Companies were also told by the UAE government to hire employees of another nationality if they received the message to achieve diversity.

As Khaleej Times reached out to the MoHRE, a ministry representative confirmed the “first 20% rule”, while stating, “For example, if a company applies for a visa for a particular person and it is rejected on the basis of diversification, then they must recruit someone of a different nationality for the same role to fulfil diversity requirements. It is not applicable to any particular nationality and is the same for everyone across the board.”

The representative also added that once the 20% diversity was achieved, companies were free to hire any nationality.

Dismissing claims on social media that the authorities have stopped issuing visas to Indians, Firosekhan, managing director of Dubai-based Profound Business Service, told the Khaleej Times, “I got visa for an Indian applicant at a company that has a diverse workforce. However, when I tried to get one for an applicant at an establishment with an overwhelming majority of Indian employees, I got the ‘achieve diversity’ message.”

An executive of another business centre also confirmed the UAE government’s goal of ensuring workplace diversity.
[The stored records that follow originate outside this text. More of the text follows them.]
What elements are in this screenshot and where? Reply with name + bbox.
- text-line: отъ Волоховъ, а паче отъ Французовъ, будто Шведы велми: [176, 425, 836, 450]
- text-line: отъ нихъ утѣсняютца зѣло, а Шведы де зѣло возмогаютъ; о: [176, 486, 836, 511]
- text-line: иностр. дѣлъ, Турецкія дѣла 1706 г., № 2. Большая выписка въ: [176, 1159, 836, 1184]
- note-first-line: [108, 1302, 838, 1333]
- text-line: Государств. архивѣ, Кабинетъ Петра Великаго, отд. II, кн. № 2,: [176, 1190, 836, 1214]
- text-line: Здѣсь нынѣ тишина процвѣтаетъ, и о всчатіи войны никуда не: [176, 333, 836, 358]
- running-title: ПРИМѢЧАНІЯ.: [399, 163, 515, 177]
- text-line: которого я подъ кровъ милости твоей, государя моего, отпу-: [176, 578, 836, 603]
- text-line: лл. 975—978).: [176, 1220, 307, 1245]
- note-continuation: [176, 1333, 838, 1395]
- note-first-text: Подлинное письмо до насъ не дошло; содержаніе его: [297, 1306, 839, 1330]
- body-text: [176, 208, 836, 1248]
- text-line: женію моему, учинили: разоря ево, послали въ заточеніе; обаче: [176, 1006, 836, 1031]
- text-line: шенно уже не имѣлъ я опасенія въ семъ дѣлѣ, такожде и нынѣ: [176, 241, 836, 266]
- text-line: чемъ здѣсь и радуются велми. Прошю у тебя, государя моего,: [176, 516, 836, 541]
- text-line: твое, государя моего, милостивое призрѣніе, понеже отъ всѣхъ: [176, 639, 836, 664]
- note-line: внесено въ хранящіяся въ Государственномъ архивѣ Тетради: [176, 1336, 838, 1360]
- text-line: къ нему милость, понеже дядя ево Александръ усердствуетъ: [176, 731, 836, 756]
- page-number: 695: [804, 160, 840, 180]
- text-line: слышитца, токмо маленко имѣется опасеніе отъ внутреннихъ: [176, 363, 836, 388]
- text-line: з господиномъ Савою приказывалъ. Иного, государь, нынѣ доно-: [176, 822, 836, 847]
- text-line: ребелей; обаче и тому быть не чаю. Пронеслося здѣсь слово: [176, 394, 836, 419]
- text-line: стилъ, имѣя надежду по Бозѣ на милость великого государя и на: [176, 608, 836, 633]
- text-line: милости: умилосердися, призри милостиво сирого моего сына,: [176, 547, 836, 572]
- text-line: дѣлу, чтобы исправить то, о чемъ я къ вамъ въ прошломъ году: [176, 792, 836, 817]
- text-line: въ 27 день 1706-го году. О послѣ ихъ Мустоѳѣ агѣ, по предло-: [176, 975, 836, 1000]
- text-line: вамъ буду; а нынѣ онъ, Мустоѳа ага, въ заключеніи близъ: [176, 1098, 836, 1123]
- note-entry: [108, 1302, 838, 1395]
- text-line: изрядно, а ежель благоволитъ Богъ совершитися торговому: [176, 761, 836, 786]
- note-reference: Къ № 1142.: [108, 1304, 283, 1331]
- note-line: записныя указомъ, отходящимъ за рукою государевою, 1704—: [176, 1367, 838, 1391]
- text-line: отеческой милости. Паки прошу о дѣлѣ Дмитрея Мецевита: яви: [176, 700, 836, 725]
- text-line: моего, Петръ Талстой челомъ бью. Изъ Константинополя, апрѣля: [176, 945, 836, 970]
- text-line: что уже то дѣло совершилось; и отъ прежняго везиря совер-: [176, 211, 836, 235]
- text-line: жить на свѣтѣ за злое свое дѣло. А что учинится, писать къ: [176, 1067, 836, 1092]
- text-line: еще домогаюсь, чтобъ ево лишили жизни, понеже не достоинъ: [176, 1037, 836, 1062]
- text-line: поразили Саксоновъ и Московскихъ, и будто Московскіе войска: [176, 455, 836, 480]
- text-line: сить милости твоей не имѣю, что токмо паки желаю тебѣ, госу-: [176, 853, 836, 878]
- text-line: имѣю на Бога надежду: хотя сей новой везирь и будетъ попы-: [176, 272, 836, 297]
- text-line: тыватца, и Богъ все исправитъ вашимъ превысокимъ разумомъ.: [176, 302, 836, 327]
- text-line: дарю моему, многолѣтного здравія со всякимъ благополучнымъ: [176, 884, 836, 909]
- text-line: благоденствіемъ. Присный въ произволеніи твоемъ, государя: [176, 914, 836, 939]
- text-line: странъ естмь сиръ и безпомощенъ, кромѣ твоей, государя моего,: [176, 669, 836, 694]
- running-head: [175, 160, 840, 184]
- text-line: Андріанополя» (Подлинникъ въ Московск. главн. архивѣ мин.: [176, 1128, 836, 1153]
Abdul Gafoor, general manager of Al Mas Businessmen Service, “Many companies in the UAE have a majority of Indians, Pakistanis and Bangladeshis as employees. So if a company already has a large number of employees from these three nationalities, they are not able to apply for new visas for people from the same countries.”

Till January 2024, the rule has not been made applicable to freezones.

“None of the companies operating out of free zones have faced issues with getting work permits issued. So far, it looks like something that is only applicable to mainland companies,” Gafoor remarked further.

In 2022, the MoHRE announced a three-tier classification system, under which achieving diversity while hiring was put forward as one of the criteria for businesses to get a ‘higher classification’, which, in turn, would make the ventures eligible for discounts on work permits and transfer fees.

The policy of diversity aims to make the social and cultural diversity of the UAE “an integral part of the core values of the companies in the private sector. This will be done by diversifying the cultural backgrounds of their employees and offering equal employment opportunities while empowering UAE citizens as per the applicable percentages of Emiratisation.”